Working full time for BellSouth/AT&T, I would leave work, change clothes, get a bite to eat and spend the evenings at his studio, working with him on story ideas, accounting for the ads and magazines I had sold, and more importantly we would sit and talk. Because I had known him for so long, he always referred to me as “boy,” but that was okay. In terms of what I would learn from him, I was a boy.
Much has been written and discussed about him, the tragic death of his daughter in the
16th street Baptist Church bombing, his artistry as a photographer, his many civic and personal attributes, his time as a politician and his fall from grace. But for me it’s the nights we spent in his studio, talking, me mostly listening.
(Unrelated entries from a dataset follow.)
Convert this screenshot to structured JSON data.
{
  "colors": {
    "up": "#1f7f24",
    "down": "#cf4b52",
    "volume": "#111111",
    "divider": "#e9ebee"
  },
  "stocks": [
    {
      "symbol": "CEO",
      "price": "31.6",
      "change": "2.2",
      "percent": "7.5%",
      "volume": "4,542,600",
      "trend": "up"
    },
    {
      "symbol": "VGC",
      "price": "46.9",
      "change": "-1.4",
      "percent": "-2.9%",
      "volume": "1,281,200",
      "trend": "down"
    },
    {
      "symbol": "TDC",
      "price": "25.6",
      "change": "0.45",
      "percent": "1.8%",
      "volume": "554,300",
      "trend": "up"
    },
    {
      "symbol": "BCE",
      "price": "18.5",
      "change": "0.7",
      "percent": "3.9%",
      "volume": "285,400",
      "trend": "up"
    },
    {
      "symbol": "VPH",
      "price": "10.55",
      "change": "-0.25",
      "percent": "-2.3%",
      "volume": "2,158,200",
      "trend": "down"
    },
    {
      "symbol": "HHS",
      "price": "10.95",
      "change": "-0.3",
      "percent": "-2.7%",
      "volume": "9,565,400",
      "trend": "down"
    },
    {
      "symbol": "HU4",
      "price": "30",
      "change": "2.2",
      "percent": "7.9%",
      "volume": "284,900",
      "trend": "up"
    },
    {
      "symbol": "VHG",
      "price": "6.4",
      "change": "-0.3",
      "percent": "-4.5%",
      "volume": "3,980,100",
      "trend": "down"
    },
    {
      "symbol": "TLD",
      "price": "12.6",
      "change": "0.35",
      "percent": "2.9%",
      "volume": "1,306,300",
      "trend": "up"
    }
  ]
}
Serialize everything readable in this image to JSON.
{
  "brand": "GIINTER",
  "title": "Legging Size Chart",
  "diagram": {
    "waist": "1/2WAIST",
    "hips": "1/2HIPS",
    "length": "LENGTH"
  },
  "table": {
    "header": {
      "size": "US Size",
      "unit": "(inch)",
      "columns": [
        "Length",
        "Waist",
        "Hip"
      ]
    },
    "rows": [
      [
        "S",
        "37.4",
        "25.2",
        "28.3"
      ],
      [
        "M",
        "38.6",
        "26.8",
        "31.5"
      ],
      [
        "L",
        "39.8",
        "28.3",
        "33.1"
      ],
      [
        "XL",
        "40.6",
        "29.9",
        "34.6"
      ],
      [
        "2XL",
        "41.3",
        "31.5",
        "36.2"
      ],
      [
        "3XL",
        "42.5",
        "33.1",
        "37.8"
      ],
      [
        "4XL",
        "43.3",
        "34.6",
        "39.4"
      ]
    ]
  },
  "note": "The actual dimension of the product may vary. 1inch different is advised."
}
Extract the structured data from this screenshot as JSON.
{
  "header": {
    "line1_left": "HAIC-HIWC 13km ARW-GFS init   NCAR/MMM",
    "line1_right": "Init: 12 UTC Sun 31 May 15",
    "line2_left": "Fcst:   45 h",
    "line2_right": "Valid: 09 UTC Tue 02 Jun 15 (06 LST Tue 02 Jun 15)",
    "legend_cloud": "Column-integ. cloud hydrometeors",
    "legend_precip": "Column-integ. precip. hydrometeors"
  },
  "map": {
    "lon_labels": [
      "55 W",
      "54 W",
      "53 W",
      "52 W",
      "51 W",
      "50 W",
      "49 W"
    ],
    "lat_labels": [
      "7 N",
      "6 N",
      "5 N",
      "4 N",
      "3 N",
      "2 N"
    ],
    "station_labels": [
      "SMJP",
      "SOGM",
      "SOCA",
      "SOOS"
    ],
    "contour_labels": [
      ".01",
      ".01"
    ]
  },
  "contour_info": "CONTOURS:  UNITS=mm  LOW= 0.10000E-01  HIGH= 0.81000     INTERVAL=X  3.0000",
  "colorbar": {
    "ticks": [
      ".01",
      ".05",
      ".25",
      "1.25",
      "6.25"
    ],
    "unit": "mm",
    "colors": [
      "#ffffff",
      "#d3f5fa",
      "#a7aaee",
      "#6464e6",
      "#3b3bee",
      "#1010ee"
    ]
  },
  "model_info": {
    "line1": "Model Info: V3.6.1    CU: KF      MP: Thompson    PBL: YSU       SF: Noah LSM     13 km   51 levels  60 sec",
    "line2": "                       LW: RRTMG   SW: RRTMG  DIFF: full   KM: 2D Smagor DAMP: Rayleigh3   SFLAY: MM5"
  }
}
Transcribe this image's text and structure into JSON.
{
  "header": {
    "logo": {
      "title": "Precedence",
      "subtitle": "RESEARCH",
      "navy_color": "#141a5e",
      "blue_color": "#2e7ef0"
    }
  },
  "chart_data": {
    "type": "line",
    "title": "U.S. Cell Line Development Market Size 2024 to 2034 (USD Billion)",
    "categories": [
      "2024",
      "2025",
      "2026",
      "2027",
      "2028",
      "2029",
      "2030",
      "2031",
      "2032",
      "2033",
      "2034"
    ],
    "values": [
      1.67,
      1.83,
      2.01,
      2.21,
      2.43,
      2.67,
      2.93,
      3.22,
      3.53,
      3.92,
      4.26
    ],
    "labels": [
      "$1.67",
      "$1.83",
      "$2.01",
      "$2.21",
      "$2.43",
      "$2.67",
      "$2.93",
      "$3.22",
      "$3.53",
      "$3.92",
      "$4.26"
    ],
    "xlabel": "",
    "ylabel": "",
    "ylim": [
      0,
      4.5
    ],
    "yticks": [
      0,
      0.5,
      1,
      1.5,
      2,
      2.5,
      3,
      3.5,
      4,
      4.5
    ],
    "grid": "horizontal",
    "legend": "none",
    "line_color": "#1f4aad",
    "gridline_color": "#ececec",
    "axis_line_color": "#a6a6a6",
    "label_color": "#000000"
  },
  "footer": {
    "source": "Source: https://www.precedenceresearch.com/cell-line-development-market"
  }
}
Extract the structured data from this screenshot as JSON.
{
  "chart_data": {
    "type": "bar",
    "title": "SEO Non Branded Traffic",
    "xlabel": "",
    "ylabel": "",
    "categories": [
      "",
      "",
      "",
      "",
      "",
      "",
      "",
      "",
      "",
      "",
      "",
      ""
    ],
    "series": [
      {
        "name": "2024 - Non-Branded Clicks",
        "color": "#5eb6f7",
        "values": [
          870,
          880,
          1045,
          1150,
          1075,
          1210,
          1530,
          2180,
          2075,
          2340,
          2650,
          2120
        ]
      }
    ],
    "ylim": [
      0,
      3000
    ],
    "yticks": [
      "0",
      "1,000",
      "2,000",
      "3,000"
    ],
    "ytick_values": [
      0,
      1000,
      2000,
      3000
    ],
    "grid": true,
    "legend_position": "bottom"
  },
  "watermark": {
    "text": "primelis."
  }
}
He often asked me about life at Auburn University where he would later send one of his daughters. He was interested in what life was like in the downtown corporate power structure, where I had “a good job.” I often detected regret at his having come along “too early,” to enjoy the rewards of integration.
Only once did I ever see him lower the barrier of his manhood and break down in tears as any man would who had experienced the life he had experienced, from Fordyce, Arkansas, to Tuskegee, to Birmingham, to the bombing at the sixteenth Street Baptist Church and the tragic loss of his daughter. “Why do we have to go through this?” he wailed, tears streaming down his face.
I didn’t say a word. It was his moment. I sat in silence.
I suppose I should say Chris McNair went to prison for stealing the people’s money. I’m a believer that you don’t run away from your history. He didn’t. He pled guilty to that crime. But if there was ever an elected official that the public wished could have been forgiven it was Chris McNair. He’d suffered enough many said. The crime and punishment was a testament to the contradictions of life. We can be upstanding in the light of day and perhaps do what we feel we need to do when the shadows of darkness surround us.
My memories will always be of the man I got to know personally and intimately, a man who during a five-year stint in my life became a mentor and friend. Toiling and talking in his junked-up studio, we strived to shine a light on what was happening “Down Home.”